Les votations liées à la «voie bilatérale» ne peuvent pas être prises à témoin: elles ne concernent que des enjeux strictement sectoriels, sans finalité clairement définie. La votation populaire sur l’initiative «Oui à l’Europe!», en 2001? Les experts s’accordent à dire que le vote s’est joué sur des questions de procédure (qui doit décider?) et de calendrier (à quel moment?). Quant aux résultats des sondages d’opinion, ils varient en fonction du contexte politique suis-se, de la conjoncture économique et, dans une mesure non négligeable, de l’état des relations avec l’UE.

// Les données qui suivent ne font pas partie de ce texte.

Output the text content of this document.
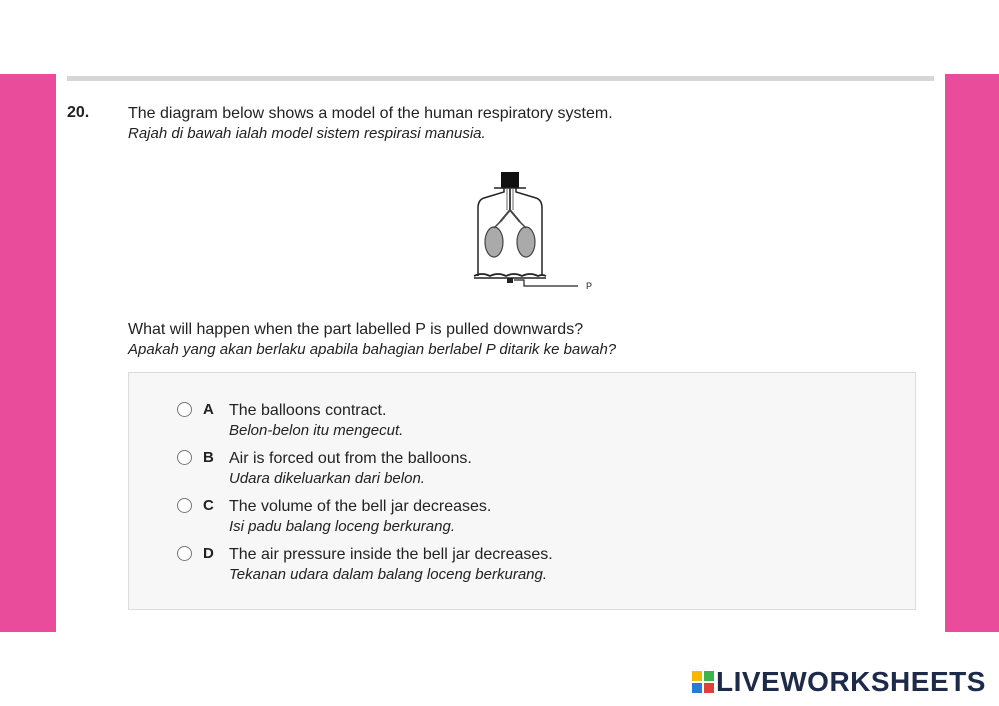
20. The diagram below shows a model of the human respiratory system.
Rajah di bawah ialah model sistem respirasi manusia.
P
What will happen when the part labelled P is pulled downwards?
Apakah yang akan berlaku apabila bahagian berlabel P ditarik ke bawah?
A The balloons contract.
Belon-belon itu mengecut.
B Air is forced out from the balloons.
Udara dikeluarkan dari belon.
C The volume of the bell jar decreases.
Isi padu balang loceng berkurang.
D The air pressure inside the bell jar decreases.
Tekanan udara dalam balang loceng berkurang.
LIVEWORKSHEETS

Il a par exemple suffit que l’Allemagne applique les standards «Schengen», en mars 2004, pour que le pourcentage d’opinions favorables à l’adhésion enfle à la mesure des colonnes de bouchons créées aux postes frontières. À l’inverse, lorsque notre économie prospère et que l’UE nous tance sur la fiscalité des holdings, c’est le réflexe anti-européen qui reprend le dessus. Sur la durée, on peut toutefois estimer qu’un tiers des Suissesses et des Suisses est favorable à l’adhésion, qu’un tiers demeure indécis mais n’exclut aucune option, tandis que le dernier tiers campe sur son hostilité à tout rapprochement supplémentaire.
Cela étant, la question de l’adhésion conserve toute sa pertinence sur le fond. Suite au «dimanche noir» de 1992, la Suisse s’est en effet considérablement rapprochée de l’UE. Désormais, nous participons aux activités du «club européen», par le biais des accords bilatéraux, nous appliquons ses règles, en adaptant nos lois de manière «autonome», et nous payons même notre cotisation, sous la forme de contributions aux budgets des programmes et agences auxquels nous participons ou pour assurer la cohésion entre les anciens et les nouveaux membres de l’Union. Sur le plan politique, nous restons cependant complètement marginalisés: nous n’avons ni droit de vote lors des assemblées du club, ni la possibilité d’être élus à son comité directeur.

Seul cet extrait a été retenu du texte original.